Although CMP performance will be much better with large resultsets, entity beans are usually a poor choice in such situations, because of the high overhead of creating and populating this number of entity beans.

There is no satisfactory solution to the n + 1 finder problem in BMP entities. Using coarse-grained entities doesn't avoid it, as there won't necessarily be fewer instances of a coarse-grained entity than a fine-grained entity. The coarse-grained entity is just used as a gateway to associated objects that would otherwise be modeled as entities in their own right. This app used fine-grained entities related to the User entity, such as Address and SavedSearch, but making the User entity coarse-grained wouldn't have produced any improvement in this situation. The so-called "Fat Key" pattern has been proposed to evade the problem. This works by holding the entire bean's data in the primary key object. This allows finders to perform a normal SELECT, which populates the "fat" objects with all entity data, while the bean implementation's ejbLoad() method simply obtains data from the "fat" key. This strategy does work, and doesn't violate the entity bean contract, but is basically a hack. There's something wrong with any technology that requires such a devious approach to deliver adequate performance. See for a discussion of the "Fat Key" pattern.
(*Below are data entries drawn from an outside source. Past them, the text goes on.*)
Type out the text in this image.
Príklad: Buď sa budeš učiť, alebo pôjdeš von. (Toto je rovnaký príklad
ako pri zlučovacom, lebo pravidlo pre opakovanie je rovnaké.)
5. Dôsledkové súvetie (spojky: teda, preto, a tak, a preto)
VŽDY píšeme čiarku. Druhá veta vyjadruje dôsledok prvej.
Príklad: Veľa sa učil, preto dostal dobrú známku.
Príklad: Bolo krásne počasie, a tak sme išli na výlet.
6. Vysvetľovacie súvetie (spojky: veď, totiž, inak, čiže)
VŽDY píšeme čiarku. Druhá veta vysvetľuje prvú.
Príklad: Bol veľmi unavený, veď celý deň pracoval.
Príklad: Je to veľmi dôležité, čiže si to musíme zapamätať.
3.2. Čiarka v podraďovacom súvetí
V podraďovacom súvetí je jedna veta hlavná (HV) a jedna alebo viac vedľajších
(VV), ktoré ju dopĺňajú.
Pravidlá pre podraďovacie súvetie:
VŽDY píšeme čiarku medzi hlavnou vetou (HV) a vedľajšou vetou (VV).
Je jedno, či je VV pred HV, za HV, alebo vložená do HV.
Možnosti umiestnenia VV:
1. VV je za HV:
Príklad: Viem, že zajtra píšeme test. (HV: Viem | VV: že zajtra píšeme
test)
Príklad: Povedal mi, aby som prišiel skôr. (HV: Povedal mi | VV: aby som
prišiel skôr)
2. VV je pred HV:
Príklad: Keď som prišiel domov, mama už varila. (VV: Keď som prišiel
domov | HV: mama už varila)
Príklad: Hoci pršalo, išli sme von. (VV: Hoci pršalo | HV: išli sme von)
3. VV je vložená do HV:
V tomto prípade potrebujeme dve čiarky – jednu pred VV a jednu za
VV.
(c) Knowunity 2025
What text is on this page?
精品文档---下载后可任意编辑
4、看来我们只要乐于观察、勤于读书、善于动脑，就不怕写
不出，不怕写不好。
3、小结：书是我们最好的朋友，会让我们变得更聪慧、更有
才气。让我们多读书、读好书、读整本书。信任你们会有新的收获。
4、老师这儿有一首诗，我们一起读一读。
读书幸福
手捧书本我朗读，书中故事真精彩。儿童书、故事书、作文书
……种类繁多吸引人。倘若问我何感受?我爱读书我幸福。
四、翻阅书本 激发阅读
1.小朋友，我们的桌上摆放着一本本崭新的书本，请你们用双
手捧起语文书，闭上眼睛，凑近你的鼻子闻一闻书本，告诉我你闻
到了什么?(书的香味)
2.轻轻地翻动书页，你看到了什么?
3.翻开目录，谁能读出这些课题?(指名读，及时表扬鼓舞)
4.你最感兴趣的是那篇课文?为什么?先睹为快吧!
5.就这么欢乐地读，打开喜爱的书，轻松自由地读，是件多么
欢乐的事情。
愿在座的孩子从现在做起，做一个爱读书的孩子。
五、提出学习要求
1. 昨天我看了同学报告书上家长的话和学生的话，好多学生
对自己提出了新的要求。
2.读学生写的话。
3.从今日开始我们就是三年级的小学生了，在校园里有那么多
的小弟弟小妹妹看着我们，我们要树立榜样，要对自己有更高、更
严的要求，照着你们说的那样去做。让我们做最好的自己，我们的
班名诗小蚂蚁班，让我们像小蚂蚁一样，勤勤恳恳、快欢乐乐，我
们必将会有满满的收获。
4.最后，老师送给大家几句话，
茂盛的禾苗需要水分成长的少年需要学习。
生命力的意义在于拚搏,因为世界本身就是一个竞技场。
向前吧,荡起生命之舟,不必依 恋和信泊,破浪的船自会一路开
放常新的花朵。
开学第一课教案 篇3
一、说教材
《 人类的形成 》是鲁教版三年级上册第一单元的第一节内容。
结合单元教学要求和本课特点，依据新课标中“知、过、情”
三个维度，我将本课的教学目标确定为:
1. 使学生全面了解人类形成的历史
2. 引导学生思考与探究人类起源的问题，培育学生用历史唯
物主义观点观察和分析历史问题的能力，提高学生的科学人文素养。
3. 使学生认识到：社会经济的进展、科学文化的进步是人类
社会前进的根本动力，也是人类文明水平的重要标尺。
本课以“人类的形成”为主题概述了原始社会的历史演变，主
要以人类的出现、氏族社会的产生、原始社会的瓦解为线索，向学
Why does the BMP contract force the finders to return primary keys and not entities when it leads to this problem? The specification requires this to allow containers to implement entity bean caches. The container can choose to look in its cache to see if it already has an up-to-date instance of the entity bean with the given primary key before loading all the data from the persistent store. We'll discuss caching later. However, permitting the container to perform caching is no consolation in the large result set situation we iw just described. Caching entities for all users for a populous London postcode following such a search would simply waste server resources, as hardly any of these entities would be accessed before they were evicted from the cache.

One of the few valid arguments in favor of using BMP is that BMP entities are more portable than CMP entities; there is less reliance on the container, so behavior and performance can be expected to be similar across different app servers. This is a consideration in rare apps that are required to run on multiple servers. BMP entities are usually much less maintainable than CMP entities. While it's possible to write efficient and maintainable data-access code using JDBC in a helper class used by a session bean, the rigidity of the BMP contract is likely to make data-access code less maintainable. There are few valid reasons to use BMP with a relational database. If BMP entity beans have any legitimate use, it's to work with legacy data stores. Using BMP against a relational database makes it impossible to use the batch functionality that relational databases are designed for.


Don't use entity beans with BMP. Use persistence from stateless session beans instead. This is discussed in the next chapter. Using BMP entity beans adds little value and much complexity, compared with performing data access in a layer of DAO.